Charli XCX uses all 11 tracks to guide us through our shared traumas that have unravelled across the globe with a statistical precision; beginning the record with the inchoate but indignant fatalism of ‘pink diamond’, before carefully treading through the existential vulnerability of ‘forever’ and ‘claws’, then recounting our relentless reflections and revelations in ‘7 years’, ‘detonate’, ‘enemy’ and ‘i finally understand’, before pogoing through the rebellious boredom of  ‘c2.0’, ‘party 4 u’ and emerging at the (to borrow a phrase) future nostalgia that pulsates through ‘anthems’ and ‘visions’. 

Beyond Charli’s ability to faithfully translate the permeating zeitgeist, what is most striking about the record is the internal logic, consistency and density of her song-writing. Despite its Facebook feed-like name, this album is not a fragmentary timeline of ideas and thoughts but an uncompromising and obsessively fine-tuned project. Like the crisis itself, there’s a disbelief that so much could be done in such an unfathomably short space of time.

There is a beguiling laser focus that rips through the entire album; from the impressionistic lyrical delivery that oscillates with a blue-printed rhythmic uncertainty, to the saturation and utilisation of genre-blind experimental beats which start frantic and downcast but end jubilant and assured and the granularity of production which purifies itself throughout the record from the oddly choppy and washed-out filter in the opening tracks to the crystal clarity of Euro-trance drenched closer “visions”.
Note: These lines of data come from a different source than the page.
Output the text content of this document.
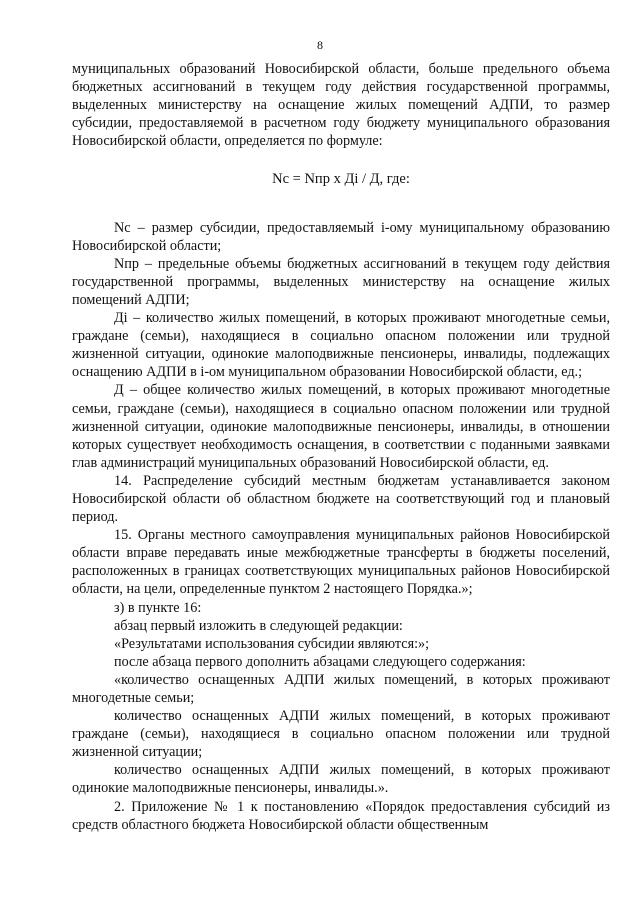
8

муниципальных образований Новосибирской области, больше предельного объема бюджетных ассигнований в текущем году действия государственной программы, выделенных министерству на оснащение жилых помещений АДПИ, то размер субсидии, предоставляемой в расчетном году бюджету муниципального образования Новосибирской области, определяется по формуле:

Nc = Nпр x Дi / Д, где:

Nc – размер субсидии, предоставляемый i-ому муниципальному образованию Новосибирской области;

Nпр – предельные объемы бюджетных ассигнований в текущем году действия государственной программы, выделенных министерству на оснащение жилых помещений АДПИ;

Дi – количество жилых помещений, в которых проживают многодетные семьи, граждане (семьи), находящиеся в социально опасном положении или трудной жизненной ситуации, одинокие малоподвижные пенсионеры, инвалиды, подлежащих оснащению АДПИ в i-ом муниципальном образовании Новосибирской области, ед.;

Д – общее количество жилых помещений, в которых проживают многодетные семьи, граждане (семьи), находящиеся в социально опасном положении или трудной жизненной ситуации, одинокие малоподвижные пенсионеры, инвалиды, в отношении которых существует необходимость оснащения, в соответствии с поданными заявками глав администраций муниципальных образований Новосибирской области, ед.

14. Распределение субсидий местным бюджетам устанавливается законом Новосибирской области об областном бюджете на соответствующий год и плановый период.

15. Органы местного самоуправления муниципальных районов Новосибирской области вправе передавать иные межбюджетные трансферты в бюджеты поселений, расположенных в границах соответствующих муниципальных районов Новосибирской области, на цели, определенные пунктом 2 настоящего Порядка.»;

з) в пункте 16:

абзац первый изложить в следующей редакции:

«Результатами использования субсидии являются:»;

после абзаца первого дополнить абзацами следующего содержания:

«количество оснащенных АДПИ жилых помещений, в которых проживают многодетные семьи;

количество оснащенных АДПИ жилых помещений, в которых проживают граждане (семьи), находящиеся в социально опасном положении или трудной жизненной ситуации;

количество оснащенных АДПИ жилых помещений, в которых проживают одинокие малоподвижные пенсионеры, инвалиды.».

2. Приложение № 1 к постановлению «Порядок предоставления субсидий из средств областного бюджета Новосибирской области общественным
The microcosm of individual tracks is as impressive as the macrocosm of the album with sublime individual moments of pop genius laced throughout Charli’s almost Shakespearean tale of fated love with her long-term boyfriend who she is unexpectedly but pleasantly experiencing lockdown with. 

There is the extended outro to ‘forever’ that feels like a beautiful accident which only survives due to a lack of editing time, there’s the expert tonal shift nearly the end of ‘detonate’ that is instinctual and rewarding on multiple listens, the oneiric daze of ‘enemy’, the self-referential but crooked reflection of previous album’s rabble-rouser ‘Click’ in ‘c2.0’ that is sketchy and indulgent but soaked with melancholy, there’s the quick-fire rap of desperation during ‘party 4 u’ (the only track to predate these sessions) that is infectiously uproarious and finally the atavistic hook and punch of future phantom floor-filler ‘anthems’ that is resolutely cathartic. 

Long dismissed as a weird starlet in pop’s ordered constellation, Charli XCX suddenly has the entire world on her wavelength and admirably in this unprecedented chaos she has emerged with her most consistent, rewarding and relatable album. This is undoubtedly next level Charli.